In this make-up, he sat as quiet and undisturbed as if he were in a wilderness, seemingly enjoying the discomfiture of the multitude about him, when a man with long whiskers, who looked as if he traveled once with a show, approached and asked if Gen. Lane were in?
“No” was the laconic reply of the hero, with the least bit of a twinkle in the northeast corner of his left eye — (I sat northeast of him) — and the victim evaporated. “Such” is war.
I see a great many Leavenworth gentlemen here, each on his own errand. For example, Col. Delahay is offering Gen. Lane a contract to lay out quarters and fractions of the city of Lexington.
R. Crozier, Esq., is trying to persuade Lane that if he will resign his seat in the senate (Lane was one of the two original U.S. senators from Kansas) and revive the old Territorial Legislature, he –Crozier — can, by a skillfully worded provision in a special act, repeal the war and revive the trade and prosperity of the country. Lane, being a little incredulous, naturally, is not quite convinced and, hence, does not resign.
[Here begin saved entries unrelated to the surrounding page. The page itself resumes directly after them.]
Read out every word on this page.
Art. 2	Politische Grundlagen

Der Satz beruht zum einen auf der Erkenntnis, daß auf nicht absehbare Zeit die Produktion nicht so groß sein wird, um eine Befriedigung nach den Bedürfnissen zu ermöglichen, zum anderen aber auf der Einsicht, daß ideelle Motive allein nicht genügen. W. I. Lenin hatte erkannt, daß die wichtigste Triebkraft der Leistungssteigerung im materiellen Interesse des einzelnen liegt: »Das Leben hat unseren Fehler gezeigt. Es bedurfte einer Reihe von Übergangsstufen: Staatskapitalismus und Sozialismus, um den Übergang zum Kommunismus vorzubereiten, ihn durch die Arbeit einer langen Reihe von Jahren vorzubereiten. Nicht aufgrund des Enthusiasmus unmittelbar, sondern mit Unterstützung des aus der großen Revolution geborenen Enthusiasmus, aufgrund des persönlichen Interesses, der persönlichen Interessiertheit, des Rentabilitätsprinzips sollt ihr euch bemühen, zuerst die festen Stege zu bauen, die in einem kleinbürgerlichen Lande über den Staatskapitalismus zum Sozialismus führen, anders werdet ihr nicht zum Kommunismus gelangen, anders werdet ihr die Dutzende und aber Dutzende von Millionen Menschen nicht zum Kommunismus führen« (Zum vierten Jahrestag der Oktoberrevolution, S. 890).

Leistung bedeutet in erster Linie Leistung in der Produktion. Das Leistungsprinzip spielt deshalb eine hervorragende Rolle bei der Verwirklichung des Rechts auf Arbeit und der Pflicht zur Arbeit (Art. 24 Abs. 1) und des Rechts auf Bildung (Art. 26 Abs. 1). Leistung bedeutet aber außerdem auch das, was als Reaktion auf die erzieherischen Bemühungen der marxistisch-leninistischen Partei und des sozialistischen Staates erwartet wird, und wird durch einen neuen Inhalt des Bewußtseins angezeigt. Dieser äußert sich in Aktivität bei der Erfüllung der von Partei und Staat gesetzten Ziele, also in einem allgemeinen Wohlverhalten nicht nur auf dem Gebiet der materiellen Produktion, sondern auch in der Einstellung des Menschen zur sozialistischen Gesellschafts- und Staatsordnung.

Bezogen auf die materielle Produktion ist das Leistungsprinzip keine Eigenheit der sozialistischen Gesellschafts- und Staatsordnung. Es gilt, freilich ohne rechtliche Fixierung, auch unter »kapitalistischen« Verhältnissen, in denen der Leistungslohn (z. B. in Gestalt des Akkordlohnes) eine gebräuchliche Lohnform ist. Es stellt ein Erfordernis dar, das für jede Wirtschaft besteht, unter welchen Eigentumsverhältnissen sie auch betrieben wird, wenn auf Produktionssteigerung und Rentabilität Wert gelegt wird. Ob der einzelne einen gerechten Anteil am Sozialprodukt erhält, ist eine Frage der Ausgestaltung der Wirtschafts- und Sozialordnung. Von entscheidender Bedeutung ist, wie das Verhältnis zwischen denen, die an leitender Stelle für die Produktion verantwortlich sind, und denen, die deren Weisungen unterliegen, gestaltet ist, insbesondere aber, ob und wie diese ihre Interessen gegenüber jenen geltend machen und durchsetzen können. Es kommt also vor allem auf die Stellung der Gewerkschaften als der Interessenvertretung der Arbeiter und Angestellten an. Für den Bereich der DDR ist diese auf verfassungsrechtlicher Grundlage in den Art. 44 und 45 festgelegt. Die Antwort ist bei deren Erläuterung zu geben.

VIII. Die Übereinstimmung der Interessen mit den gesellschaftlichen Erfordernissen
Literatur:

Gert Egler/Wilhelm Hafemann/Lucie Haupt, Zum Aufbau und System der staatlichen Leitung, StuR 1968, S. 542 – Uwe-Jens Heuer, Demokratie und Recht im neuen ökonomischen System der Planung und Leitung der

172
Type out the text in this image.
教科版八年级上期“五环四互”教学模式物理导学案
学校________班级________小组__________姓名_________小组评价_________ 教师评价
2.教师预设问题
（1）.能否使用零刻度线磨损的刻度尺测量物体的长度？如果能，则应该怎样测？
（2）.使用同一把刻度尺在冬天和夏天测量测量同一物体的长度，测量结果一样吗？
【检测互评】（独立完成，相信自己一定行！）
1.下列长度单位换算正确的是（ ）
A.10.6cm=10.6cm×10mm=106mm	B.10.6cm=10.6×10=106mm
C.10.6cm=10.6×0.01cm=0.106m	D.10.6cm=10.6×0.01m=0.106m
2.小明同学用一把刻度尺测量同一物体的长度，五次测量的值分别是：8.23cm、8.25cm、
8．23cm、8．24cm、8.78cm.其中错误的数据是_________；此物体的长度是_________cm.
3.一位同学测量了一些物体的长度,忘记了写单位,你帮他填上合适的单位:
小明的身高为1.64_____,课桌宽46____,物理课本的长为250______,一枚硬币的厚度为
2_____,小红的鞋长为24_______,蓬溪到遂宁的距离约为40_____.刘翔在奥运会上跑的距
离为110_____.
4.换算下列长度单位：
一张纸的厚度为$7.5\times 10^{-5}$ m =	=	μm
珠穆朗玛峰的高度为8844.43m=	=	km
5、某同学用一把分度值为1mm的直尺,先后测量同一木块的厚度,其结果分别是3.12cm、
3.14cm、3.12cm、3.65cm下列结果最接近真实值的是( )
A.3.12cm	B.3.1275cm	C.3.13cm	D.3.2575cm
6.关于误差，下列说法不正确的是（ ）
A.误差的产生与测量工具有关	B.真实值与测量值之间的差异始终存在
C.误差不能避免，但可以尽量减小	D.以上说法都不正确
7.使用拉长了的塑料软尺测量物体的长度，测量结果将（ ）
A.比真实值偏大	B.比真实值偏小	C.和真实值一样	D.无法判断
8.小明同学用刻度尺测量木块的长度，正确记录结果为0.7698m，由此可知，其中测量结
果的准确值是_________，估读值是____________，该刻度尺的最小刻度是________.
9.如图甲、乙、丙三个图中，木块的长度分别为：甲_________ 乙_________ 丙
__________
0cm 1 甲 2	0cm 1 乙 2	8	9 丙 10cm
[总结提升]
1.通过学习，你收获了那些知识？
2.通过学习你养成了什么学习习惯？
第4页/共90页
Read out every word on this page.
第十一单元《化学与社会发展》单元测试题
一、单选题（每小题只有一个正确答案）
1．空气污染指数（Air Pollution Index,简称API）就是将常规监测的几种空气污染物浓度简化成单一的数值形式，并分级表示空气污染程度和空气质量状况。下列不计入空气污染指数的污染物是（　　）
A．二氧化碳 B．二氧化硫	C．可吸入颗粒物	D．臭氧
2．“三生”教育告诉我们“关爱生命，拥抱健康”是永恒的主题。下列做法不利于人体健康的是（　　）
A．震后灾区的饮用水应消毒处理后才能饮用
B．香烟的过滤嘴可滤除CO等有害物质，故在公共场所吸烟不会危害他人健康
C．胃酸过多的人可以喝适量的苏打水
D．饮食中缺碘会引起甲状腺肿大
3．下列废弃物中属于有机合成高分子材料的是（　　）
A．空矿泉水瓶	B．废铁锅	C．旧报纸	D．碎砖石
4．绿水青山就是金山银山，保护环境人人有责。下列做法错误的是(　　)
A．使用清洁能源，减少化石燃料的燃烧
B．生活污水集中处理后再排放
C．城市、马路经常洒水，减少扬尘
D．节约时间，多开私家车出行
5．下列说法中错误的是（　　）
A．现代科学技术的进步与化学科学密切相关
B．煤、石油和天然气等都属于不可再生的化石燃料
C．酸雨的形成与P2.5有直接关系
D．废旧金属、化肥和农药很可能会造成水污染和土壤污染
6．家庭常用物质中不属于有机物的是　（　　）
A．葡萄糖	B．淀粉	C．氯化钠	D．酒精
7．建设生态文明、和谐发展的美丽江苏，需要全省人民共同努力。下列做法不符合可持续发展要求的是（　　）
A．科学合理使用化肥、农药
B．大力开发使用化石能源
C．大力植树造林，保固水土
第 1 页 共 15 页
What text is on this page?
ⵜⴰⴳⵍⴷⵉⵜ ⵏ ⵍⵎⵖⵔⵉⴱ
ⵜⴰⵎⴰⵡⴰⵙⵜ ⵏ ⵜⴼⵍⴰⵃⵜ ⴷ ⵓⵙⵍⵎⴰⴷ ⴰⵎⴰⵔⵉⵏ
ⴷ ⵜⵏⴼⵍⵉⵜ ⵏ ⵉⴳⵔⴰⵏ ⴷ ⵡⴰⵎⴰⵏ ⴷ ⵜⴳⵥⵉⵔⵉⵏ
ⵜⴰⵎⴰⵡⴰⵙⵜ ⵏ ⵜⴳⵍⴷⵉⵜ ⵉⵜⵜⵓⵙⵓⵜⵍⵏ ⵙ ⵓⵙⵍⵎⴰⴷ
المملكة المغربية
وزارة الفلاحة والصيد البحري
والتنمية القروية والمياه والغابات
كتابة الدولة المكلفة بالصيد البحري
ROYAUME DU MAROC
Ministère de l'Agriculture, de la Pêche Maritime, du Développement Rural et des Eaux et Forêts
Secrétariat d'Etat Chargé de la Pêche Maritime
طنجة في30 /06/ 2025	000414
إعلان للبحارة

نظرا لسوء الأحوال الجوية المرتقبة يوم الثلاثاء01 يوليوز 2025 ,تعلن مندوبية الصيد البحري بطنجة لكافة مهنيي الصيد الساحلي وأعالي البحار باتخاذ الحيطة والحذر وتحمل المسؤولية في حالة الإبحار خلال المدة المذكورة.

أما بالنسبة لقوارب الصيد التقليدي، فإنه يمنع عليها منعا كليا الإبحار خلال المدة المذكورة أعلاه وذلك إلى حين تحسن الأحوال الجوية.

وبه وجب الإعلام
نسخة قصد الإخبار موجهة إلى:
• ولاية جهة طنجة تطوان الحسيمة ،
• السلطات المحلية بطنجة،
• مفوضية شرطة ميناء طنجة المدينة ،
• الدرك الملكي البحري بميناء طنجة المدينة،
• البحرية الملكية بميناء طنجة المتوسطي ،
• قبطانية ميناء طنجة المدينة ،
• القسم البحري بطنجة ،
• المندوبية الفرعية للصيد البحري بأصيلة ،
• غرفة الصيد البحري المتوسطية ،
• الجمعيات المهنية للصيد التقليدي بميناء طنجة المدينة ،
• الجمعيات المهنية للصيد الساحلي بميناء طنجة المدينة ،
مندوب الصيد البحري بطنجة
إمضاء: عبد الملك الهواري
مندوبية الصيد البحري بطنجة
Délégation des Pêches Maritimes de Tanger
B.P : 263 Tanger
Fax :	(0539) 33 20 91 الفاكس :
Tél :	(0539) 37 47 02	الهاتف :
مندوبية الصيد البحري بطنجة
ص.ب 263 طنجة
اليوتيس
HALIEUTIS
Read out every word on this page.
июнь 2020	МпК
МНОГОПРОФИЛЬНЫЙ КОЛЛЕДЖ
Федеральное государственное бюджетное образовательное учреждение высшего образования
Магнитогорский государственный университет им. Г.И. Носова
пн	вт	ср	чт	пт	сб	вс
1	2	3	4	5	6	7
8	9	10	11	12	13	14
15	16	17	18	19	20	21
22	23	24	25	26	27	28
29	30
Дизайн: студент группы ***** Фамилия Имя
Capts. Insly and Wilder are head and ears in the business of getting things ready for the contemplated march (to Lexington). Besides these gentlemen, there may be seen sitting around on stumps and old boxes and hanging on pegs and limbs of trees all that crew of familiars (people) you may see lounging about the lobby and committee rooms of the legislature aforesaid, asking for an appropriation to build a territorial road or urging the passage of an act incorporating a ferry across three mile creek where the road to the region — commonly called Pike’s Peak — crosses the same.”
The attack on Lexington, Mo., never materialized because the Confederate forces evacuated the city and marched to southwest Missouri.
In October of 1861, Gen. Lane and the Kansas Brigade eventually marched south through Missouri to Springfield and, of course, the war went on!